Appena entro nel piccolo locale, i miei piedi si dirigono automaticamente verso l’armadietto che occupo da ormai ben tre anni. È praticamente mio di diritto, potrei quasi dire di esservi un po’ affezionata, tant’è che vi ho appeso sopra alcuni sticker delle mie band preferite e una piccola polaroid che mi ritrae insieme ad alcuni colleghi. Partendo da sinistra ci sono Paola, dipendente storica del Teatro Verdi e mamma di due pestiferi gemellini; Fabio, venticinquenne robusto e a prima vista burbero ma appassionato di teatro fino al midollo; Andrea, simpatico ed energico padre di famiglia che si occupa anche della pulizia delle sale prima e dopo gli spettacoli; e infine, sulla destra, una me di un annetto più giovane che cerca di non mostrarsi a disagio e sorridere. 
Dopo avere dato un’ultima fugace occhiata alla fotografia apro l’armadietto ed estraggo soddisfatta la mia divisa da maschera: una semplice camicia bianca, blazer a doppiopetto blu scuro e pantaloni dello stesso colore. Nonostante non si tratti del mio lavoro a tempo pieno, fare la maschera non è affatto male, anche se alla lunga per molti finisce col risultare stancante e ripetitivo. Si trattasse solo di strappare biglietti e indicare a ogni spettatore il suo posto a sedere potrei anche in parte concordare, ma, quando sei a teatro, niente può essere ridotto a un’azione meccanica e priva di sentimento, o almeno io la vedo così. 
È come se ci fosse qualcosa nell’aria e l’atmosfera si facesse di colpo più magica una volta messo piede in questi locali, tanto carichi di storia, dal sapore di tradizioni che si mantengono salde nel tempo, quasi fossero fissate in una dimensione immune al peso degli anni. Se mi dovessero chiedere di darne una definizione, parlerei del teatro come di qualcosa interamente impregnato d’arte.  
Ovviamente non sempre tutto è rose e fiori e non mi sono certo mancate serate no in questi tre anni, eppure non credo mi stancherò mai delle sensazioni che provo ogni volta che mancano solo pochi minuti all’inizio di uno spettacolo: il vociferare del pubblico che si spegne a poco a poco mentre si abbassano le luci, per lasciare spazio all’emozionante silenzio carico di attesa che immancabilmente precede l’apertura del sipario. 

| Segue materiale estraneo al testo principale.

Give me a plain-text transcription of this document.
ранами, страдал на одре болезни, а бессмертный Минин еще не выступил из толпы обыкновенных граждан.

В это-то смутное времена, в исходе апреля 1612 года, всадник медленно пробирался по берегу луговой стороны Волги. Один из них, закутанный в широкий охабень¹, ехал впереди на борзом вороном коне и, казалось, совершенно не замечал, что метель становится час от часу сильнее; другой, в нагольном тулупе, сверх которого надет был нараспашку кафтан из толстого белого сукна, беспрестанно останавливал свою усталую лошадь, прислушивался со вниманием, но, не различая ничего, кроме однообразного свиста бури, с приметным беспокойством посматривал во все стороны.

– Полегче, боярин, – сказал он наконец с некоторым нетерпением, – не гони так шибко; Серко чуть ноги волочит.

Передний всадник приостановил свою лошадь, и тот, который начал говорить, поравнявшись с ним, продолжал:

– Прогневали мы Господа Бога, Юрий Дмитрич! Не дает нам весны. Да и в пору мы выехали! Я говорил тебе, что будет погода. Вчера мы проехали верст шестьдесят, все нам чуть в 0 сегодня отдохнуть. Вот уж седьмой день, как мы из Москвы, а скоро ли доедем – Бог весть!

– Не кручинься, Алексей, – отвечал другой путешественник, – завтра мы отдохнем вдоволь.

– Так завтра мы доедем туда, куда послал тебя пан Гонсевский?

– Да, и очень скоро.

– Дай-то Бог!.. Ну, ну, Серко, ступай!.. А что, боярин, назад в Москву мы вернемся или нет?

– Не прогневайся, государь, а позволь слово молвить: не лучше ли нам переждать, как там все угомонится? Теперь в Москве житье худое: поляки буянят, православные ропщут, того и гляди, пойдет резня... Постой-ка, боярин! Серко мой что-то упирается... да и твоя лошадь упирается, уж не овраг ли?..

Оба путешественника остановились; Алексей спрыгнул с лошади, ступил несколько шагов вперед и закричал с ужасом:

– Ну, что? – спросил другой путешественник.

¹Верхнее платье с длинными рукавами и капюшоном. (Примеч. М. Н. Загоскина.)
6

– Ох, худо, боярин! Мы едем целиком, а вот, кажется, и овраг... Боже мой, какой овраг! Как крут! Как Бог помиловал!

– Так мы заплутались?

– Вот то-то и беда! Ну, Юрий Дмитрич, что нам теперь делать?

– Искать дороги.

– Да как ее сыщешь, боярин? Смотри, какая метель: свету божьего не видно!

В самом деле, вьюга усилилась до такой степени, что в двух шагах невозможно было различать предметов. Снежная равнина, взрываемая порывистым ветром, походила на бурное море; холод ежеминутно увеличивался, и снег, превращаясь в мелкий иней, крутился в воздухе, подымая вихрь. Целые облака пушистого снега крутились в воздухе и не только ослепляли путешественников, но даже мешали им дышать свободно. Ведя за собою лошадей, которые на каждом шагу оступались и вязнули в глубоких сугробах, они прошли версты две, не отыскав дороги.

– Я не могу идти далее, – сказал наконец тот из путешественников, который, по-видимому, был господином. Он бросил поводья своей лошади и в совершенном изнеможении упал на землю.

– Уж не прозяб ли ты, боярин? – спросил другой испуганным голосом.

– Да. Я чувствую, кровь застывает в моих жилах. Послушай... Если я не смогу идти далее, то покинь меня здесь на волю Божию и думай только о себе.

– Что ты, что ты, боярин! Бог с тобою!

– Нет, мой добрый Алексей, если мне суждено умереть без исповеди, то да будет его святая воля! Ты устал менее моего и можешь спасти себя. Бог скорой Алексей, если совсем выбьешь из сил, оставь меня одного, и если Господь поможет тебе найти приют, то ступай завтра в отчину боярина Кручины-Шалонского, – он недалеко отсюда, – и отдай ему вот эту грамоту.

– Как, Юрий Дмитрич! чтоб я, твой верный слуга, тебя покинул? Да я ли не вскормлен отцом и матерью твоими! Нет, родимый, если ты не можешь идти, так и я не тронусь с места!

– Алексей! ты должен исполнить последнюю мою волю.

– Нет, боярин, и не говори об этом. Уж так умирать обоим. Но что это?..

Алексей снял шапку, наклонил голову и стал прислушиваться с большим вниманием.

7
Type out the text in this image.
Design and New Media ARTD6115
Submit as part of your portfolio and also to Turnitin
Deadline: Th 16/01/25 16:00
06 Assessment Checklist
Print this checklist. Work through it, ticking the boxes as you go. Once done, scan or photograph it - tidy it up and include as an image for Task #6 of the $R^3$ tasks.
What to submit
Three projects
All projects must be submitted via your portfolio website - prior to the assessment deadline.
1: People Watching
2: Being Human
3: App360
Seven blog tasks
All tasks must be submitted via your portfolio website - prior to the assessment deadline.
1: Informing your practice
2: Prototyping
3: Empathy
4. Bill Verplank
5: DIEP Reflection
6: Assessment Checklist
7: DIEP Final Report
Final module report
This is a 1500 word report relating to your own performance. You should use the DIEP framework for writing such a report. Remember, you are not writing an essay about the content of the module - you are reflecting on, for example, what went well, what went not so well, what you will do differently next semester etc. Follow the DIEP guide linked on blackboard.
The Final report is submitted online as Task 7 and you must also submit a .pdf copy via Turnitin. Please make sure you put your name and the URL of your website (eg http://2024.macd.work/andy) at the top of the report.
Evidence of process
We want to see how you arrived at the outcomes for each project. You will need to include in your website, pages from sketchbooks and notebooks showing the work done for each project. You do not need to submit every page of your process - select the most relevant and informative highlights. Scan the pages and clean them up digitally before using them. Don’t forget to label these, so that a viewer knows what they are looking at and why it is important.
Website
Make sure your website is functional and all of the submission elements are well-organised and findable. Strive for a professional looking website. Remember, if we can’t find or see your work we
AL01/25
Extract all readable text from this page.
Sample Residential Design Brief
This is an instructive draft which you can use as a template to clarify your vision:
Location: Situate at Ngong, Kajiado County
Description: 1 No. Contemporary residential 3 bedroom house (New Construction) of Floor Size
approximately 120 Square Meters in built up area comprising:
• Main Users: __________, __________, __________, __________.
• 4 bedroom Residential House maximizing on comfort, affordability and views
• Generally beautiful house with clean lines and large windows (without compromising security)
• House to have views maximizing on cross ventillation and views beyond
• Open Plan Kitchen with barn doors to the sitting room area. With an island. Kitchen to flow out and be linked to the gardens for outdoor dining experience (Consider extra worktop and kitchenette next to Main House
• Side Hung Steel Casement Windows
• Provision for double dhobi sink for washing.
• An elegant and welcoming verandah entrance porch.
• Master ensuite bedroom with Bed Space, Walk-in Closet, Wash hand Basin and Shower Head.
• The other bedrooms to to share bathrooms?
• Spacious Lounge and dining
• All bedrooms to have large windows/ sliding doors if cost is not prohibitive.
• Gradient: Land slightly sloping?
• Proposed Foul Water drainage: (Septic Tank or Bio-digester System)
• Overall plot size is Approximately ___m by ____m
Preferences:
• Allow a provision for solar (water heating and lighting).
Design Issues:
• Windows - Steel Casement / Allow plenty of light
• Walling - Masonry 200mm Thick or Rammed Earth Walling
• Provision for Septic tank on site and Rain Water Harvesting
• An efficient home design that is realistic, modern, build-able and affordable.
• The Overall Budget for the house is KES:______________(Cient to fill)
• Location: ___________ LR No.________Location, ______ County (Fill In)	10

Una volta indossata la divisa, sono ufficialmente pronta per il mio “rituale”, quello con cui sono solita inaugurare quasi ogni serata di lavoro. Esco dallo spogliatoio e mi dirigo, ora con lentezza calcolata, verso la sala principale. Scosto la pesante tenda in velluto e mi si para davanti il teatro, deserto. Muovo cauti passi attraverso l’imponente stanza ma, per quanto mi sforzi di essere silenziosa, è come se rimbombassero, come se stessi in qualche modo turbando una quiete a cui non mi era consentito assistere.
I primi spettatori cominceranno ad arrivare fra poco più di un’ora, ho ancora tempo. Questo è in assoluto il momento della giornata che preferisco: rimanere sola a tu per tu con questa enorme sala, le cui sole pareti e il pavimento sembrano trasudare arte. Amo sedermi in una delle file centrali e rimirare il palcoscenico buio e ancora vuoto, che nella mia mente si anima di colori, musica e battute. Allora chiudo gli occhi ed è come se il sipario si aprisse, facendo entrare gli attori e dando il via allo spettacolo. 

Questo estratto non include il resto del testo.